Five years ago this week, John Mearsheimer and I published The Israel Lobby in the London Review of Books. Our goal in writing the article (and subsequent book) was to break the taboo on discussions of the lobby's impact on U.S. foreign policy and to transform it into a topic that people could talk about openly and calmly. Because we believed the "special relationship" that the lobby had promoted was harmful to the United States and Israel (not to mention the Palestinians), we hoped that a more open discourse on this topic would move U.S. Middle East policy in a direction that would be better for almost everyone.
Did we succeed?
There's little question that the article and book opened up discussion, aided by the efforts of a number of other people and by developments in the region (alas, most of them unfortunate). We also owe a debt of gratitude to our more virulent critics, whose efforts to misrepresent our work and portray us as anti-Semites merely confirmed many of our key points. We weren't surprised by these responses, but it was disappointing to see so much of the initial discussion focus on these bogus charges, instead of our actual arguments. (For academic evaluations of the work, see here and here; for our responses, see here and here.)

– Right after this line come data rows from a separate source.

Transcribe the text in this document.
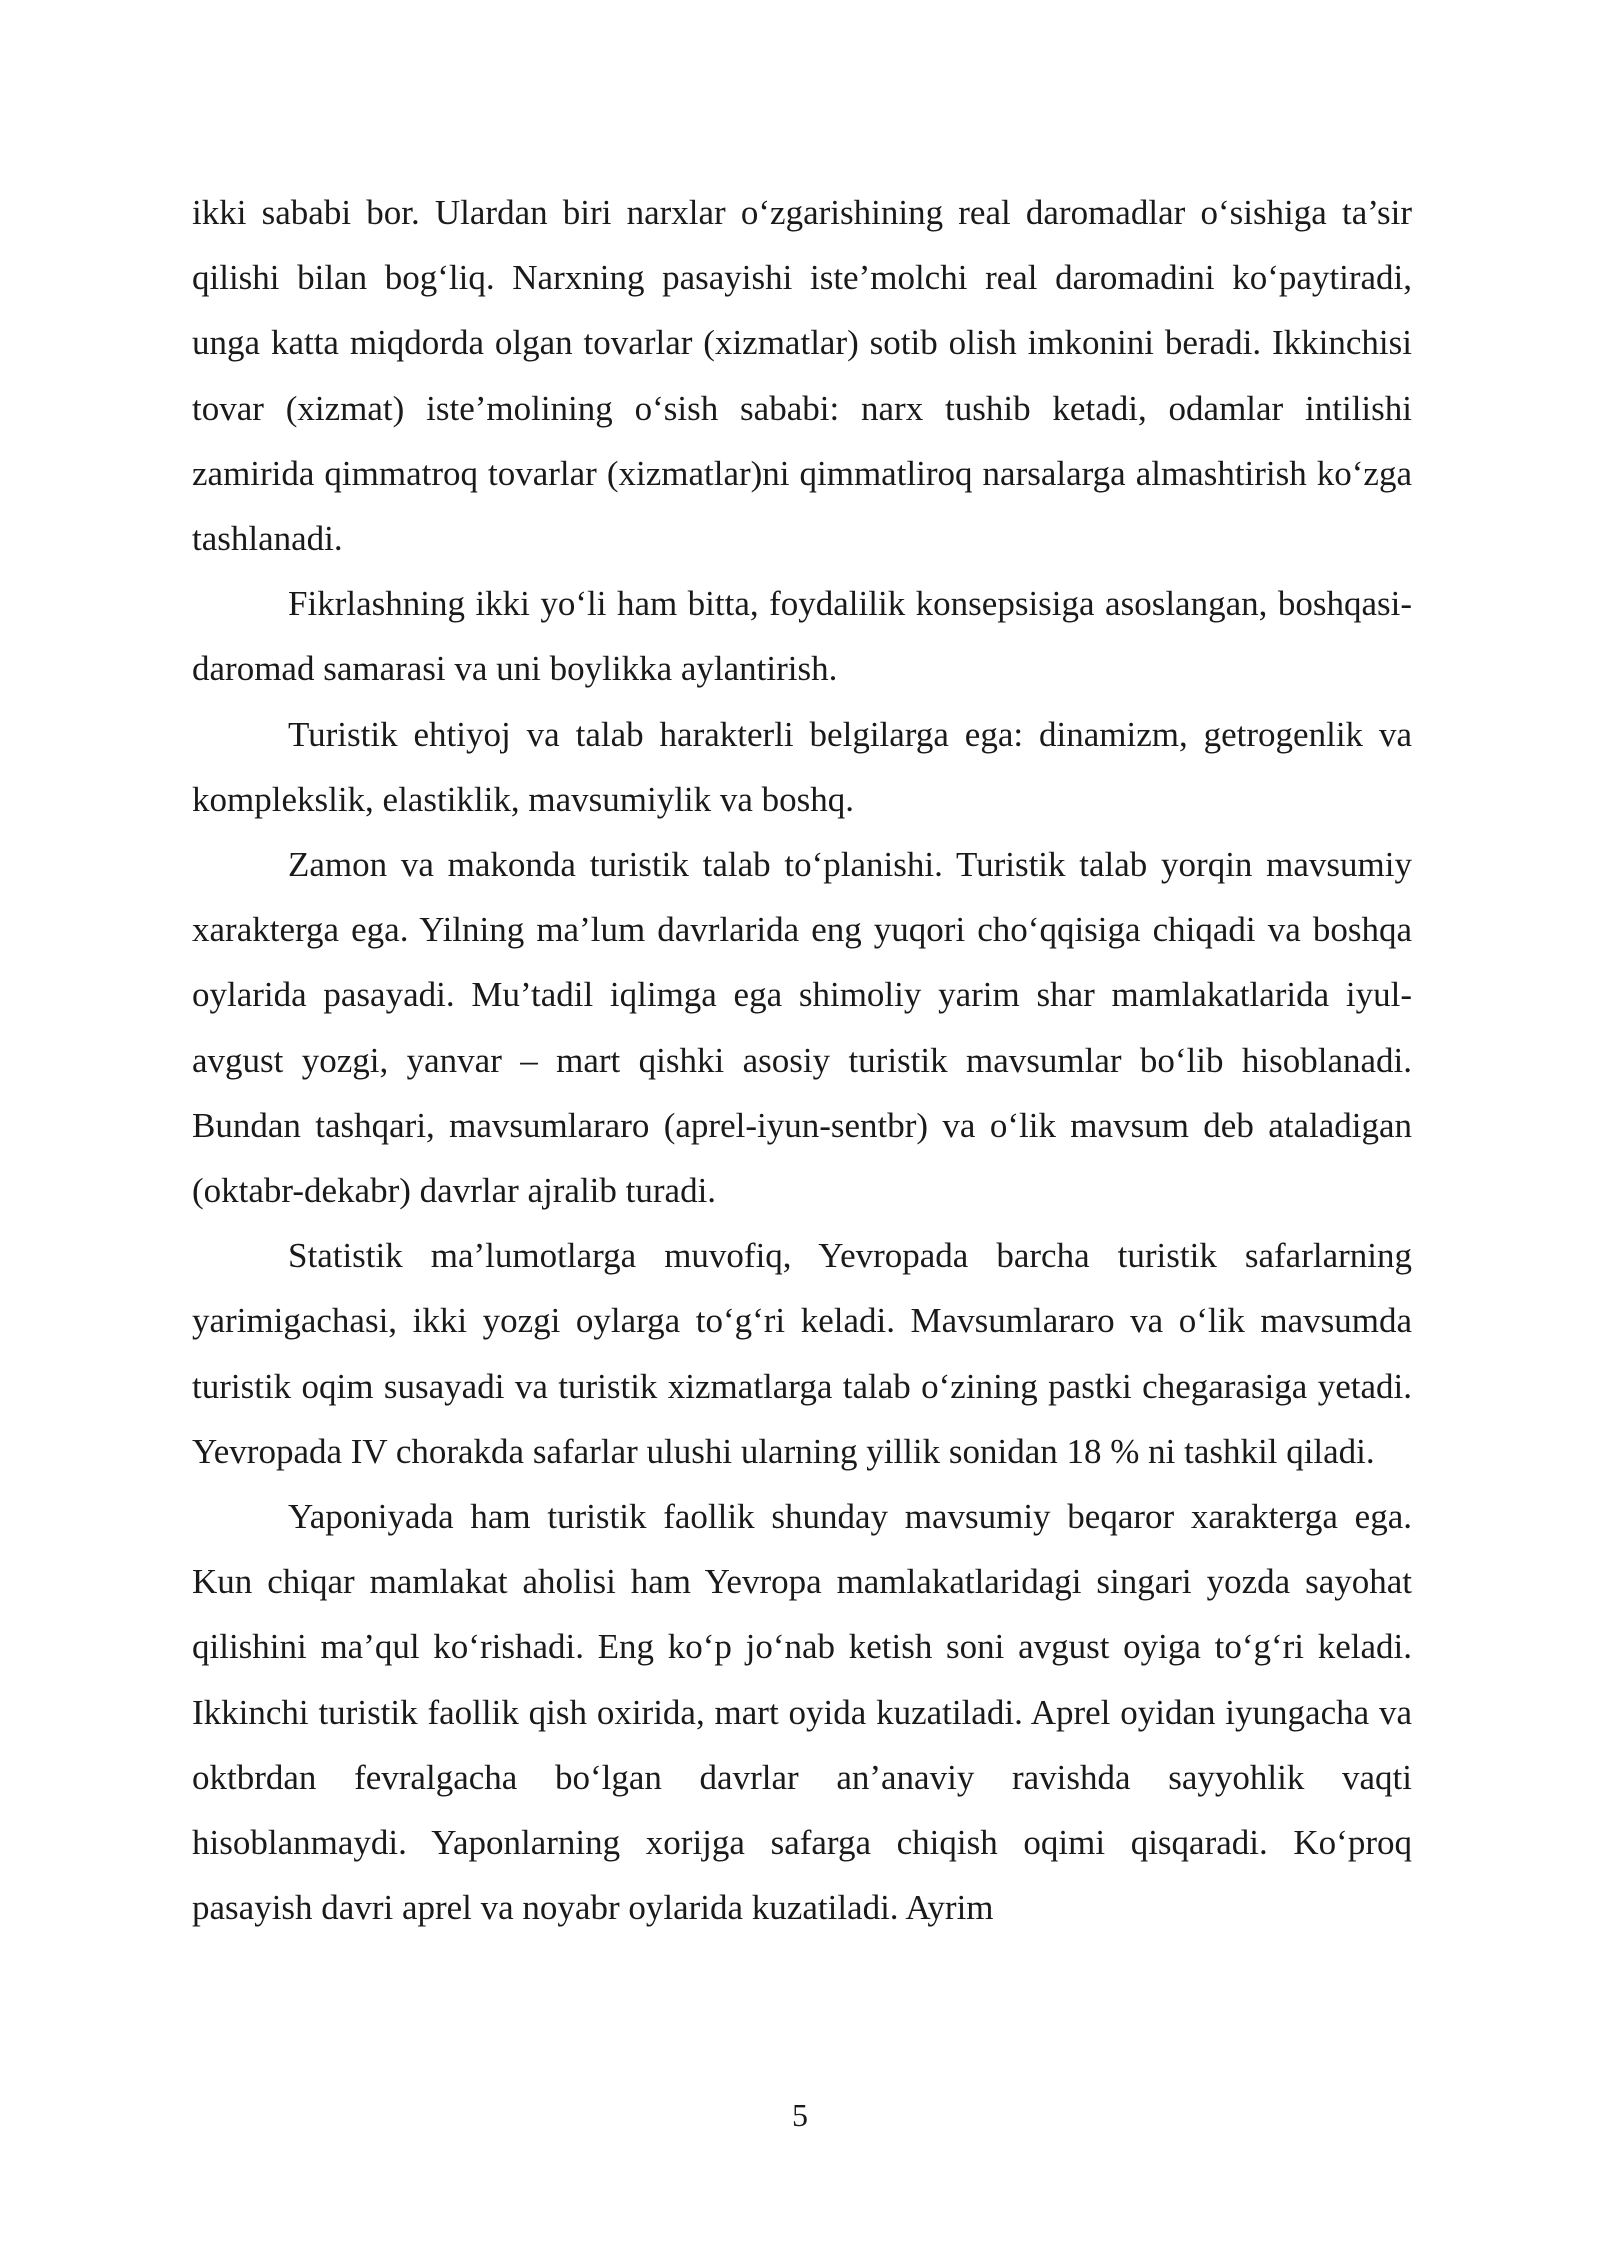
ikki sababi bor. Ulardan biri narxlar o‘zgarishining real daromadlar o‘sishiga ta’sir qilishi bilan bog‘liq. Narxning pasayishi iste’molchi real daromadini ko‘paytiradi, unga katta miqdorda olgan tovarlar (xizmatlar) sotib olish imkonini beradi. Ikkinchisi tovar (xizmat) iste’molining o‘sish sababi: narx tushib ketadi, odamlar intilishi zamirida qimmatroq tovarlar (xizmatlar)ni qimmatliroq narsalarga almashtirish ko‘zga tashlanadi.

Fikrlashning ikki yo‘li ham bitta, foydalilik konsepsisiga asoslangan, boshqasi-daromad samarasi va uni boylikka aylantirish.

Turistik ehtiyoj va talab harakterli belgilarga ega: dinamizm, getrogenlik va komplekslik, elastiklik, mavsumiylik va boshq.

Zamon va makonda turistik talab to‘planishi. Turistik talab yorqin mavsumiy xarakterga ega. Yilning ma’lum davrlarida eng yuqori cho‘qqisiga chiqadi va boshqa oylarida pasayadi. Mu’tadil iqlimga ega shimoliy yarim shar mamlakatlarida iyul-avgust yozgi, yanvar – mart qishki asosiy turistik mavsumlar bo‘lib hisoblanadi. Bundan tashqari, mavsumlararo (aprel-iyun-sentbr) va o‘lik mavsum deb ataladigan (oktabr-dekabr) davrlar ajralib turadi.

Statistik ma’lumotlarga muvofiq, Yevropada barcha turistik safarlarning yarimigachasi, ikki yozgi oylarga to‘g‘ri keladi. Mavsumlararo va o‘lik mavsumda turistik oqim susayadi va turistik xizmatlarga talab o‘zining pastki chegarasiga yetadi. Yevropada IV chorakda safarlar ulushi ularning yillik sonidan 18 % ni tashkil qiladi.

Yaponiyada ham turistik faollik shunday mavsumiy beqaror xarakterga ega. Kun chiqar mamlakat aholisi ham Yevropa mamlakatlaridagi singari yozda sayohat qilishini ma’qul ko‘rishadi. Eng ko‘p jo‘nab ketish soni avgust oyiga to‘g‘ri keladi. Ikkinchi turistik faollik qish oxirida, mart oyida kuzatiladi. Aprel oyidan iyungacha va oktbrdan fevralgacha bo‘lgan davrlar an’anaviy ravishda sayyohlik vaqti hisoblanmaydi. Yaponlarning xorijga safarga chiqish oqimi qisqaradi. Ko‘proq pasayish davri aprel va noyabr oylarida kuzatiladi. Ayrim

5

Yet despite these distractions, discussions of the lobby and its impact have moved from the fringes of U.S. discourse to the mainstream. Today, one can read or watch people from Jon Stewart to Andrew Sullivan to Glenn Greenwald to David Remnick to Nicholas Kristof acknowledging the lobby's role in shaping U.S. Middle East policy. Editorials in mainstream papers like the New York Times or the Los Angeles Times call for the U.S. government to adopt a tougher approach toward the Israeli government. More and more news stories on U.S. Middle East policy refer to the "Israel lobby" as a serious political force, and not always in flattering terms. Even hard-line neoconservatives like David Frum now acknowledge the power of groups in the lobby, as in Frum's recent complaint that Sarah Palin failed to appreciate the political benefits she could gain by choosing to visit Israel under the auspices of the Republican Jewish Coalition, instead of going on her own. Of course, our book and article are surely not the only reason for this shift in discourse, but we probably played a role.
When we wrote the book, we also hoped that our work would provoke some soul-searching among "pro-Israel" individuals and groups in the United States, and especially those found in the American Jewish community. Why? Because interest-group politics are central to American democracy, and the most obvious way to shift U.S. policy on this issue would be to alter the attitudes and behavior of the interest groups that care most about it and exert the greatest influence over U.S. behavior.
Indeed, we explicitly said in the book that what was needed was a "new Israel lobby," one that would advocate policies that were actually in Israel's long-term interest (and would be more aligned with U.S. interests too). The problem, we emphasized repeatedly, was not the existence of a powerful interest group focused on these issue; the problem was that it was dominated by individuals and organizations whose policy preferences were wrongheaded. A powerful "pro-Israel" interest group that favored smart policies would be wholly desirable.